Sunday, September 16, 2007

Food Year's Resolution #1

My first accomplishment? Jarring my own tomato sauce! My friend, C, has done it before, so I invited her over for moral support (and wine, loads of wine!) Believe it or not, this is not as overwhelming as it might seem...

Here's what we purchased at the farmer's market, loads of organic tomatoes and sweet basil.



This tomato was just too cute to eat!




Smush, smush, smush.




Stirring loads of garlic! (Can't have enough garlic.)




The sauce simmers....




Then we sealed the jars in boiling water.




Look how pretty they are! Counting down the days until January when I can eat them!








But first, dinner for me and C!

Sunday, September 09, 2007

Oh Britney

I had such high hopes for you, girl!

My so-called domestic life


Over the past few months, I have been transitioning from the free-spirited life of being a renter into the responsible (though still spirited) life of being a homeowner. Looking around my new space, I realized that it looked like a college student lived in my condo, not an official Capital-A-dult.

I decided to do something.
I bought a rug.
A real, grown-up rug.
Funny, though, but the decision was agony. It tooks week of thinking and discussions with friends, "Should a rug really cost $300????" (Um, yes, they all said. Three hundred is nothing for a good rug.) It was a more complicated process than buying the condo.
And it's only one rug.*
I suppose taking out a hugenormous loan that I'll pay back with my blood, sweat, and tears over the next 30 years is far more abstract and far less real than the concrete feeling of buying a rug. And for a gal who's accustomed to picking up furniture others have abandoned on the city streets, $300 for a rug is a huge deal.
Still it's funny, though.
*Let's not get into the agony over buying table lamps, end tables, chairs, dining room tables, bookshelves....
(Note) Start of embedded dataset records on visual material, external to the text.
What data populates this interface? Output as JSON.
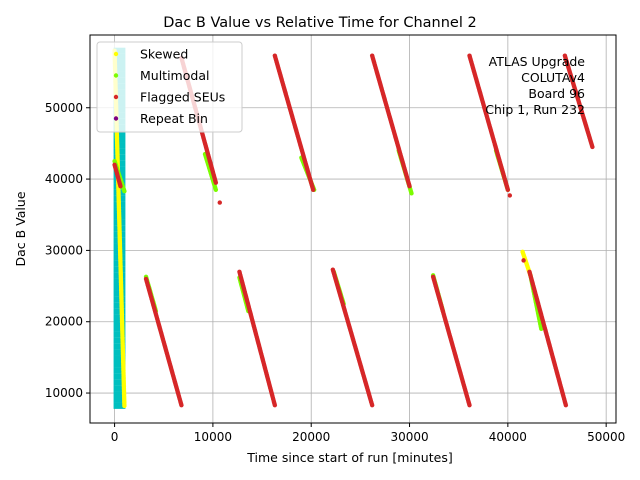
{
  "chart_data": {
    "type": "scatter",
    "title": "Dac B Value vs Relative Time for Channel 2",
    "xlabel": "Time since start of run [minutes]",
    "ylabel": "Dac B Value",
    "xlim": [
      -2500,
      51000
    ],
    "ylim": [
      5800,
      60200
    ],
    "xticks": [
      0,
      10000,
      20000,
      30000,
      40000,
      50000
    ],
    "yticks": [
      10000,
      20000,
      30000,
      40000,
      50000
    ],
    "grid": true,
    "legend_position": "top-left",
    "annotation": [
      "ATLAS Upgrade",
      "COLUTAv4",
      "Board 96",
      "Chip 1, Run 232"
    ],
    "colors": {
      "skewed": "#ffff00",
      "multimodal": "#7cfc00",
      "flagged": "#d62728",
      "repeat": "#800080",
      "dense_band": "#00bfbf",
      "grid": "#b0b0b0"
    },
    "series": [
      {
        "name": "Skewed",
        "color": "#ffff00",
        "segments": [
          {
            "x": [
              0,
              1000
            ],
            "y": [
              58000,
              8200
            ]
          },
          {
            "x": [
              41500,
              42300
            ],
            "y": [
              29800,
              26500
            ]
          }
        ]
      },
      {
        "name": "Multimodal",
        "color": "#7cfc00",
        "segments": [
          {
            "x": [
              0,
              1000
            ],
            "y": [
              42500,
              38300
            ]
          },
          {
            "x": [
              3200,
              4200
            ],
            "y": [
              26300,
              21500
            ]
          },
          {
            "x": [
              9200,
              10300
            ],
            "y": [
              43500,
              38500
            ]
          },
          {
            "x": [
              12700,
              13600
            ],
            "y": [
              26200,
              21500
            ]
          },
          {
            "x": [
              19000,
              20300
            ],
            "y": [
              43000,
              38500
            ]
          },
          {
            "x": [
              22300,
              23300
            ],
            "y": [
              27000,
              22500
            ]
          },
          {
            "x": [
              28900,
              30200
            ],
            "y": [
              44000,
              38000
            ]
          },
          {
            "x": [
              32400,
              33400
            ],
            "y": [
              26500,
              21500
            ]
          },
          {
            "x": [
              38800,
              40000
            ],
            "y": [
              44000,
              38500
            ]
          },
          {
            "x": [
              42300,
              43400
            ],
            "y": [
              26500,
              19000
            ]
          }
        ]
      },
      {
        "name": "Flagged SEUs",
        "color": "#d62728",
        "segments": [
          {
            "x": [
              0,
              600
            ],
            "y": [
              42000,
              39000
            ]
          },
          {
            "x": [
              3200,
              6800
            ],
            "y": [
              26000,
              8300
            ]
          },
          {
            "x": [
              6800,
              10300
            ],
            "y": [
              57000,
              39500
            ]
          },
          {
            "x": [
              12700,
              16300
            ],
            "y": [
              27000,
              8300
            ]
          },
          {
            "x": [
              16300,
              20200
            ],
            "y": [
              57300,
              38500
            ]
          },
          {
            "x": [
              22200,
              26200
            ],
            "y": [
              27300,
              8300
            ]
          },
          {
            "x": [
              26200,
              30000
            ],
            "y": [
              57300,
              39000
            ]
          },
          {
            "x": [
              32400,
              36100
            ],
            "y": [
              26300,
              8300
            ]
          },
          {
            "x": [
              36100,
              40000
            ],
            "y": [
              57300,
              38500
            ]
          },
          {
            "x": [
              42200,
              45900
            ],
            "y": [
              27000,
              8300
            ]
          },
          {
            "x": [
              45800,
              48600
            ],
            "y": [
              57300,
              44500
            ]
          }
        ],
        "points": [
          {
            "x": 10700,
            "y": 36700
          },
          {
            "x": 41600,
            "y": 28600
          },
          {
            "x": 40200,
            "y": 37700
          }
        ]
      },
      {
        "name": "Repeat Bin",
        "color": "#800080",
        "segments": [],
        "points": []
      }
    ]
  }
}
Thursday, September 06, 2007

Food-Year's Resolutions



I just finished reading Barbara Kingsolver's inspiring, Animal, Vegetable, Miracle, which is her family's year-long (really life long!) journey into eating local, organic, seasonal food. Virtually all of their food they harvest themselves (living on a small farm) or acquire from local farmers. They make all of their food themselves (no prepackaged, sugar-laden, trans fat-filled goodies for them!) and cooking and eating become a way for their family and friends to come together. The book chronicles their story and also raises questions about the immorality of the food industry in the United States.

Now, I don't live on a farm, but it's forced me to re-evaluate my own eating habits. Kingsolver doesn't demand that everyone do exactly what she and her family have done, but she does (with the writing help of her husband, Steven, and oldest daughter, Camille) give simple suggestions and compelling arguments for all of us to eat the way humans have eaten for much of our history as a species. For me, on the cusp of autumn, I won't be able to accomplish some of my food goals until summer returns, but I've decided to set some "Food-Year's Resolutions" for the upcoming seasons:

  1. Cook a whole chicken. (This might sound odd to some of you, but as a person who was a vegetarian for 12 years, this is big for me!)
  2. Can something (probably tomatoes or preserves)
  3. Frequent my farmer's market more regularly (we have the fortune of having a year-round one here in Oakland, and it's only a mile from my house!)
  4. Make pumpkin soup that doesn't start with a can
  5. Stop buying meat/poultry/eggs that isn't grass fed or free range
  6. Commit to buying organic dairy
  7. Cut as much processed foods as possible out of my diet (something I'm already doing, but there's still room for improvement!)
  8. Try a new recipe twice a month
  9. Cook -- and eat -- fresh asparagus (FYI: I loathe asparagus, but I'm willing to give this Spring vegetable another try)

Monday, September 03, 2007

I pinky swear with all of you

I've arrived at this place with my writing where the next inevitable step (if I don't want to wind up like Emily Dickinson, dead and unknown, with my stories wrapped up in pretty, pink bows) is to start sending stuff out to get rejected publishers.

You heard it here first. Watch this space.